Grading: Grades will be calculated approximately as follows:
15% daily homework
25% weekly homework
25% midterm
35% final
A reasonable curve will be applied to the final scores.
Tentative Schedule:
Week 1: Introduction and Review, Integration by parts (7.1), Trigonometric Integrals (7.2, 7.3)
Lecture 1 (Sections 5.1-5.3, Review of the Definite Integral)
Lecture 2 (Sections 5.4-5.5, Interpretation of the Definite Integral and Substitution)
Lecture 3 (Section 7.1, Integration by Parts; Section 7.2, Trigonometric Integrals)
Lecture 4 (Section 7.3, Trigonometric Substitution)
Week One Homework Solutions – Daily
Week One Homework Solutions - Weekly
Week 2: Integration of Rational Functions (7.4), Strategies of Integration(7.5), Applications of Integration (6.1-6.5)
Lecture 5 (Section 7.4, Integration by Partial Fractions; Section 7.5, Strategies of Integration)
Lecture 6 (Section 6.5, Average Value of a Function; Section 6.1, Areas Between Curves; Section 6.2, Intro to Volume)
Lecture 7(Section 6.2, Volumes by Cross-Sectional Area Ctd; Section 6.3, Volumes by Cylindrical Shells)
Lecture 8 (Section 6.4, Work)
Week Two Homework Solutions – Daily
Week Two Homework Solutions - Weekly
Week 3: Arc Length (8.1), Area of a Surface of Revolution (8.2), Improper Integrals (7.8), Midterm
Lecture 9 (Section 8.1, Arc Length; Section 8.2, Surface Area)

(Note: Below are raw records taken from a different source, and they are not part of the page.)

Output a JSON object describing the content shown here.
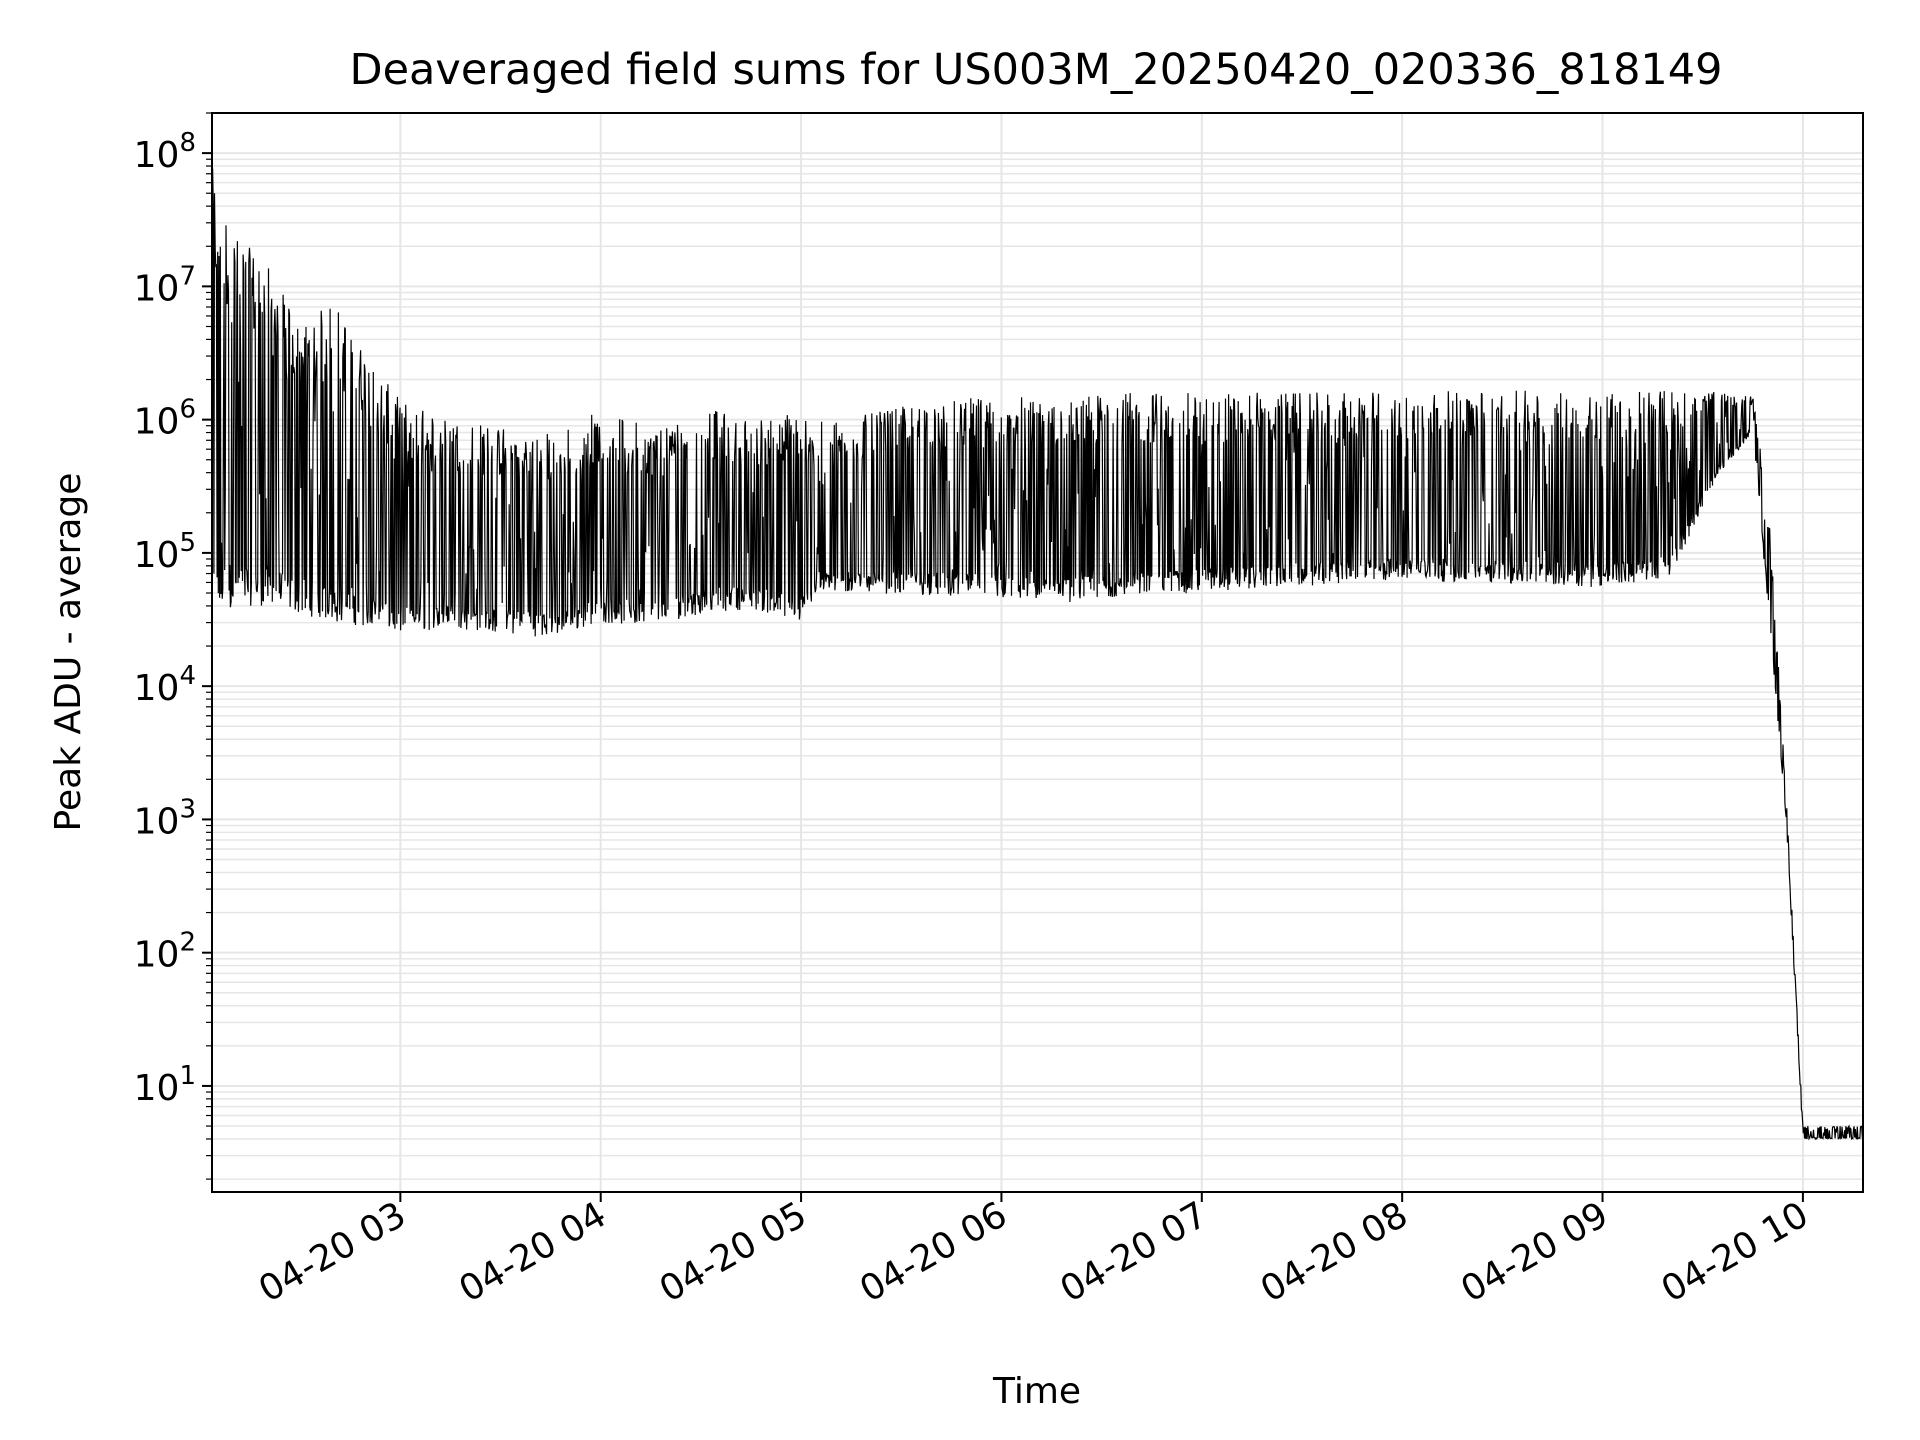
{
  "chart_data": {
    "type": "line",
    "title": "Deaveraged field sums for US003M_20250420_020336_818149",
    "xlabel": "Time",
    "ylabel": "Peak ADU - average",
    "y_scale": "log",
    "ylim": [
      1.6,
      200000000
    ],
    "xlim": [
      "2025-04-20 02:03:36",
      "2025-04-20 10:18:00"
    ],
    "grid": true,
    "line_color": "#000000",
    "grid_color": "#e6e6e6",
    "x_ticks": [
      {
        "time": "2025-04-20 03:00",
        "label": "04-20 03"
      },
      {
        "time": "2025-04-20 04:00",
        "label": "04-20 04"
      },
      {
        "time": "2025-04-20 05:00",
        "label": "04-20 05"
      },
      {
        "time": "2025-04-20 06:00",
        "label": "04-20 06"
      },
      {
        "time": "2025-04-20 07:00",
        "label": "04-20 07"
      },
      {
        "time": "2025-04-20 08:00",
        "label": "04-20 08"
      },
      {
        "time": "2025-04-20 09:00",
        "label": "04-20 09"
      },
      {
        "time": "2025-04-20 10:00",
        "label": "04-20 10"
      }
    ],
    "y_ticks": [
      {
        "value": 10,
        "base": "10",
        "exp": "1"
      },
      {
        "value": 100,
        "base": "10",
        "exp": "2"
      },
      {
        "value": 1000,
        "base": "10",
        "exp": "3"
      },
      {
        "value": 10000,
        "base": "10",
        "exp": "4"
      },
      {
        "value": 100000,
        "base": "10",
        "exp": "5"
      },
      {
        "value": 1000000,
        "base": "10",
        "exp": "6"
      },
      {
        "value": 10000000,
        "base": "10",
        "exp": "7"
      },
      {
        "value": 100000000,
        "base": "10",
        "exp": "8"
      }
    ],
    "series": [
      {
        "x": [
          "2025-04-20 02:03:36",
          "2025-04-20 02:10",
          "2025-04-20 02:20",
          "2025-04-20 02:30",
          "2025-04-20 02:40",
          "2025-04-20 02:50",
          "2025-04-20 03:00",
          "2025-04-20 03:15",
          "2025-04-20 03:30",
          "2025-04-20 03:45",
          "2025-04-20 04:00",
          "2025-04-20 04:15",
          "2025-04-20 04:30",
          "2025-04-20 04:45",
          "2025-04-20 05:00",
          "2025-04-20 05:05",
          "2025-04-20 05:20",
          "2025-04-20 05:40",
          "2025-04-20 06:00",
          "2025-04-20 06:20",
          "2025-04-20 06:40",
          "2025-04-20 07:00",
          "2025-04-20 07:20",
          "2025-04-20 07:40",
          "2025-04-20 08:00",
          "2025-04-20 08:20",
          "2025-04-20 08:40",
          "2025-04-20 09:00",
          "2025-04-20 09:20",
          "2025-04-20 09:35",
          "2025-04-20 09:45",
          "2025-04-20 09:50",
          "2025-04-20 09:55",
          "2025-04-20 10:00",
          "2025-04-20 10:18"
        ],
        "low": [
          30000,
          40000,
          40000,
          35000,
          30000,
          28000,
          25000,
          27000,
          25000,
          23000,
          30000,
          28000,
          35000,
          38000,
          30000,
          50000,
          50000,
          48000,
          45000,
          42000,
          48000,
          50000,
          55000,
          58000,
          62000,
          60000,
          58000,
          55000,
          65000,
          400000,
          800000,
          30000,
          1000,
          4,
          4
        ],
        "high": [
          80000000,
          25000000,
          15000000,
          5000000,
          8000000,
          3000000,
          1400000,
          1000000,
          900000,
          800000,
          1200000,
          900000,
          1300000,
          1000000,
          1200000,
          1000000,
          1100000,
          1400000,
          1500000,
          1500000,
          1600000,
          1600000,
          1600000,
          1600000,
          1650000,
          1650000,
          1650000,
          1650000,
          1700000,
          1600000,
          1500000,
          200000,
          1500,
          5,
          5
        ]
      }
    ]
  }
}
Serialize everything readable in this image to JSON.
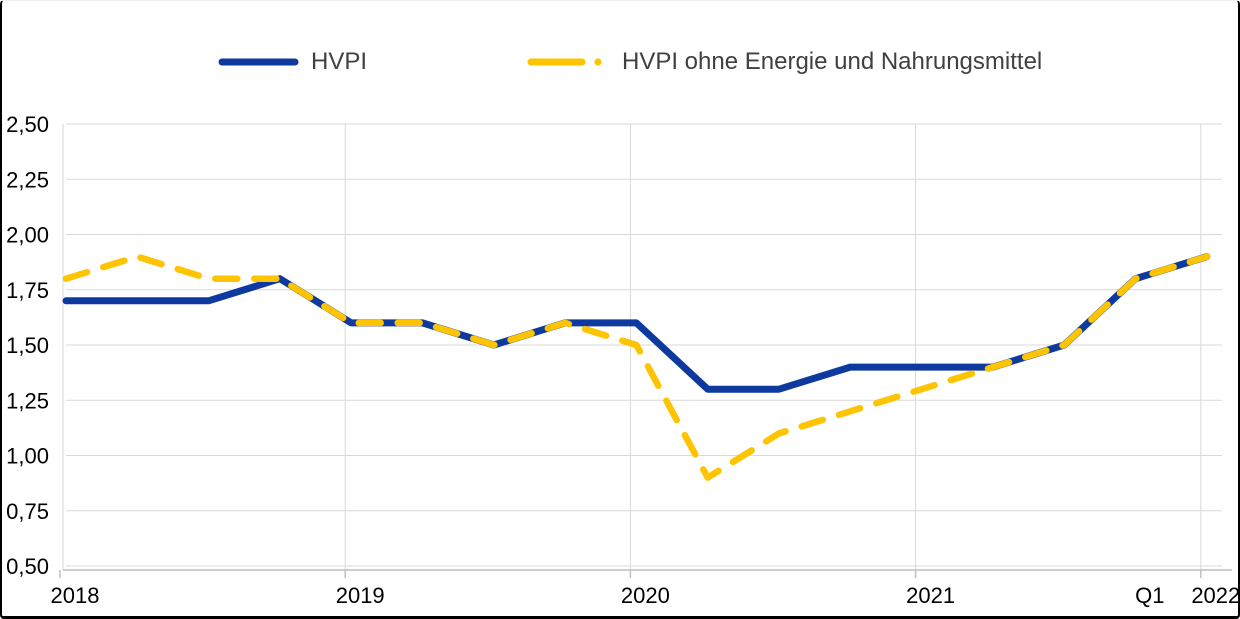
{
  "chart_data": {
    "type": "line",
    "title": "",
    "x": [
      "2018 Q1",
      "2018 Q2",
      "2018 Q3",
      "2018 Q4",
      "2019 Q1",
      "2019 Q2",
      "2019 Q3",
      "2019 Q4",
      "2020 Q1",
      "2020 Q2",
      "2020 Q3",
      "2020 Q4",
      "2021 Q1",
      "2021 Q2",
      "2021 Q3",
      "2021 Q4",
      "2022 Q1"
    ],
    "series": [
      {
        "name": "HVPI",
        "style": "solid",
        "color": "#0E3A9F",
        "values": [
          1.7,
          1.7,
          1.7,
          1.8,
          1.6,
          1.6,
          1.5,
          1.6,
          1.6,
          1.3,
          1.3,
          1.4,
          1.4,
          1.4,
          1.5,
          1.8,
          1.9
        ]
      },
      {
        "name": "HVPI ohne Energie und Nahrungsmittel",
        "style": "dashed",
        "color": "#FEC400",
        "values": [
          1.8,
          1.9,
          1.8,
          1.8,
          1.6,
          1.6,
          1.5,
          1.6,
          1.5,
          0.9,
          1.1,
          1.2,
          1.3,
          1.4,
          1.5,
          1.8,
          1.9
        ]
      }
    ],
    "ylim": [
      0.5,
      2.5
    ],
    "y_tick_labels": [
      "2,50",
      "2,25",
      "2,00",
      "1,75",
      "1,50",
      "1,25",
      "1,00",
      "0,75",
      "0,50"
    ],
    "x_axis_labels": [
      {
        "text": "2018",
        "q": 0
      },
      {
        "text": "2019",
        "q": 4
      },
      {
        "text": "2020",
        "q": 8
      },
      {
        "text": "2021",
        "q": 12
      },
      {
        "text": "Q1",
        "q": 15.2
      },
      {
        "text": "2022",
        "q": 16
      }
    ],
    "grid": true,
    "legend_position": "top"
  },
  "colors": {
    "background": "#FFFFFF",
    "grid": "#D9D9D9",
    "axis": "#BFBFBF",
    "tick_label": "#000000",
    "legend_text": "#404040",
    "frame": "#000000",
    "hvpi_line": "#0E3A9F",
    "core_line": "#FEC400"
  }
}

Lecture 10 (Section 7.8, Improper Integrals)
Week Three Homework Solutions - Daily
Week Three Homework Solutions - Weekly
Week 4: Parametric Equations and Polar Coordinates (10.1 – 10.4), Sequences (11.1)
Lecture 11 (Section 10.1, Parametric Curves; Section 10.2, Calculus with Parametric Curves)
Lecture 12 (Section 10.2, Calculus with Parametric Curves Contd.; Section 10.3, Polar Coordinates)
Lecture 13 (Section 10.4, Calculus with Polar Coordinates)
Lecture 14 (Section 11.1, Intro to Sequences)
Week Four Homework Solutions – Daily
Week Four Homework Solutions - Weekly
Week 5: Infinite sequences and series (11.2 – 11.8)
Lecture 15 (Section 11.2, Intro to Series)
Lecture 16 (Section 11.3, The Integral Test; Section 11.4, The Comparison Test)
Lecture 17 (Section 11.5, Alternating Series; Section 11.6, Absolute Convergence and the Ratio and Root Tests)
Lecture 18 (Section 11.7, Strategies for Series; Section 11.8, Intro to Power Series)
Week 5 Homework Solutions – Daily
Week 5 Homework Solutions - Weekly
Week 6: Infinite sequences and series (11.9 – 11.11), Review, Final
Lecture 19 (Section 11.9 contd, Representations of Functions as Power Series; Section 11.10, Taylor and Maclaurin Series)
Lecture 20 (Section 11.10, Taylor and Maclaurin Series; Section 11.11, Applications of Taylor Series) Note: Less organized than other lectures.
Practice Final (Given last year by Min Lee. We may focus less on power series.)